Weak convergence of the approximation scheme to the true reflected SDE solutions

Representation of the approximated derivative as a projection of the interpolated Brownian motion

Application to geometric properties of reflected Brownian motion in specific domains

Abstract

In this paper we consider the Stratonovich reflected stochastic differential equation $dX_t=\sigma(X_t)\circ dW_t+b(X_t)dt+dL_t$ in a bounded domain $\O$ which satisfies conditions, introduced by Lions and Sznitman, which are specified below. Letting $W^N_t$ be the $N$-dyadic piecewise linear interpolation of $W_t$ what we show is that one can solve the reflected ordinary differential equation $\dot X^N_t=\sigma(X^N_t)\dot W^N_t+b(X^N_t)+\dot L^N_t$ and that the distribution of the pair $(X^N_t,L^N_t)$ converges weakly to that of $(X_t,L_t)$. Hence, what we prove is a distributional version for reflected diffusions of the famous result of Wong and Zakai.

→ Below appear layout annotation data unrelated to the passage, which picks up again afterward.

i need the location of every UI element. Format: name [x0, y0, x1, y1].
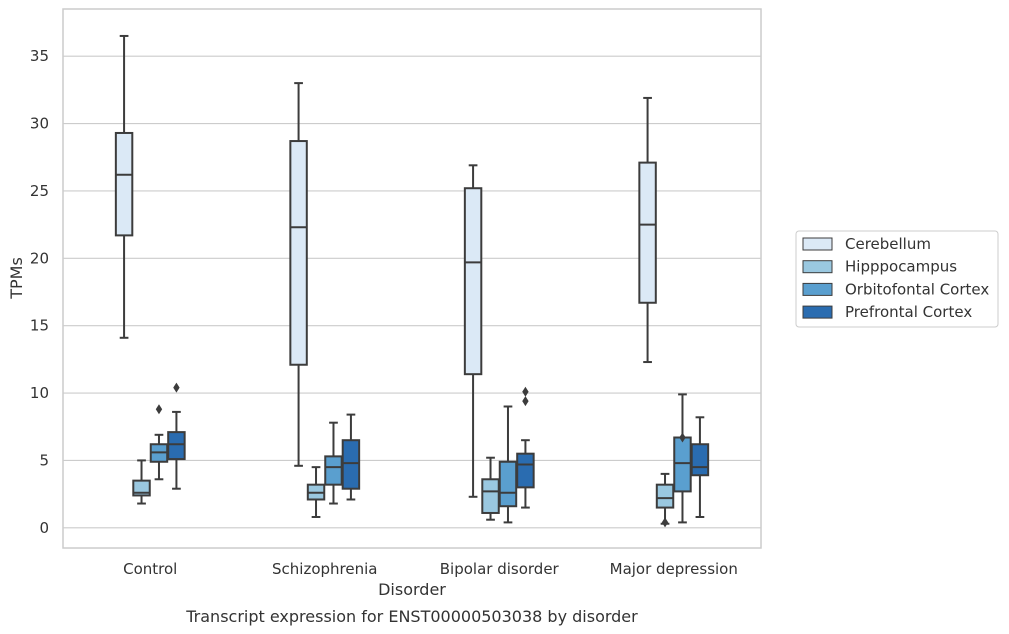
y-axis-title: TPMs [7, 257, 26, 300]
legend: Cerebellum Hipppocampus Orbitofontal Corte… [795, 230, 999, 328]
legend-swatch [802, 282, 833, 296]
legend-label: Prefrontal Cortex [845, 303, 972, 321]
series-cerebellum [114, 34, 657, 498]
box [463, 164, 483, 498]
y-tick-label: 20 [30, 249, 49, 267]
box [690, 416, 710, 519]
y-axis-ticks: 0 5 10 15 20 25 30 35 [30, 47, 49, 537]
box [167, 382, 186, 490]
box-series [114, 34, 710, 528]
box [481, 456, 500, 521]
x-tick-label: Schizophrenia [272, 560, 377, 578]
box [673, 393, 692, 524]
legend-frame [795, 230, 999, 328]
box [655, 472, 675, 528]
box-body [498, 460, 518, 508]
x-tick-label: Major depression [610, 560, 738, 578]
box-body [690, 443, 710, 477]
chart-caption: Transcript expression for ENST0000050303… [185, 607, 638, 626]
series-hipppocampus [132, 456, 675, 528]
x-axis-title: Disorder [378, 580, 446, 599]
outlier-point [661, 517, 669, 528]
box-body [655, 483, 675, 509]
y-tick-label: 10 [30, 384, 49, 402]
legend-swatch [802, 237, 833, 251]
y-tick-label: 5 [39, 451, 49, 469]
box-body [463, 187, 483, 376]
box-body [673, 436, 692, 493]
outlier-point [155, 404, 163, 415]
box [638, 96, 657, 364]
box-body [516, 452, 535, 489]
y-tick-label: 15 [30, 317, 49, 335]
box-body [167, 431, 186, 461]
box-body [289, 140, 308, 366]
box-body [638, 161, 657, 304]
outlier-point [679, 432, 686, 443]
y-tick-label: 35 [30, 47, 49, 65]
box [114, 34, 134, 339]
legend-swatch [802, 260, 833, 274]
box-body [132, 479, 151, 497]
y-tick-label: 30 [30, 115, 49, 133]
box [341, 413, 361, 501]
x-axis-ticks: Control Schizophrenia Bipolar disorder Majo… [123, 560, 738, 578]
outlier-point [173, 382, 180, 393]
y-tick-label: 0 [39, 519, 49, 537]
series-orbitofontal-cortex [149, 393, 692, 524]
outlier-point [522, 386, 529, 397]
box [498, 405, 518, 524]
box-body [341, 439, 361, 490]
box [149, 404, 169, 481]
x-tick-label: Bipolar disorder [440, 560, 560, 578]
box [289, 82, 308, 467]
y-tick-label: 25 [30, 182, 49, 200]
box [516, 386, 535, 509]
x-tick-label: Control [123, 560, 177, 578]
outlier-point [522, 396, 529, 407]
box [324, 421, 343, 505]
series-prefrontal-cortex [167, 382, 710, 519]
box-body [481, 478, 500, 514]
box [306, 466, 326, 519]
legend-label: Orbitofontal Cortex [845, 280, 989, 298]
legend-swatch [802, 305, 833, 319]
legend-label: Hipppocampus [845, 258, 957, 276]
legend-label: Cerebellum [845, 235, 931, 253]
box-body [114, 131, 134, 237]
box [132, 459, 151, 505]
box-body [324, 455, 343, 486]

Perhaps the most valuable contribution made by our procedure derives from the representation of $\dot X^N_t$ in terms of a projection of $\dot W_t^N$. In particular, we apply our result in hand to derive some geometric properties of coupled reflected Brownian motion in certain domains, especially those properties which have been used in recent work on the "hot spots" conjecture for special domain.